Jak pewnie wiecie, Soyuz od kilkudziesięciu lat używa tzw. „hot staging” przy separacji drugiego stopnia rakiety. Czyli silniki drugiego stopnia odpalane są zanim wyłączy się silnik pierwszego stopnia i bez mechanicznego systemu separacji. To samo zrobił Musk ze Starship, tyle że w odróżnieniu od Soyuza, to co Starship robi ma więcej powodów. O ile w Soyuzie chodziło o prostotę, o tyle w Starship chodzi o maksymalizację udźwigu a jednocześnie jak najszybsze rozpoczęcie manewru powrotu boostera na platformę.
Okazuje się że Stoke Space też planuje takie rozwiązanie, ale jak to w Stoke Space bywa, jest ono genialnie proste i unikające problemów jakie napotkał SpaceX w Starship.
A wszystko dzięki silnikowi drugiego stopnia który ma pełno komór spalania i dysz wokoło osłony termicznej drugiego stopnia. Wystarczy by pierwszy stopień zwężał się tak by dysze drugiego stopnia były na zewnątrz i problem z tym jak zabezpieczyć pierwszy stopień przed zniszczeniem i jak odprowadzić gazy nagle znika. Rozwiązanie genialne w swojej prostocie a jednocześnie pięknie pasujące do całego projektu rakiety.

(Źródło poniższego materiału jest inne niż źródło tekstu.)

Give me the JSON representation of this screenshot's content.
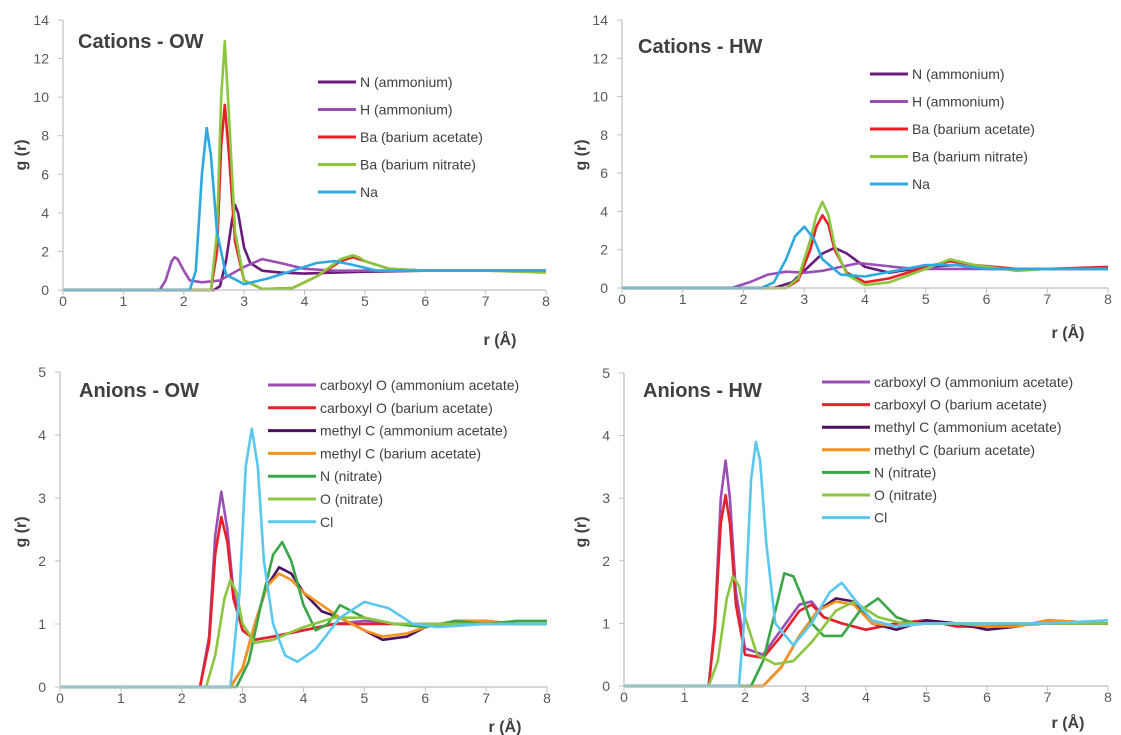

Jestem bardzo ciekaw czy Elon nie wkurza się na swoich inżynierów że nie wymyślili czegoś tak eleganckiego. Tak jak napisałem już wiele razy – jeżeli Stoke uda się doprowadzić do udanego lotu, to może być to następny przełom w tym jak konstruować rakiety, przy którym Starship wydaje się rozwiązaniem z poprzedniej epoki.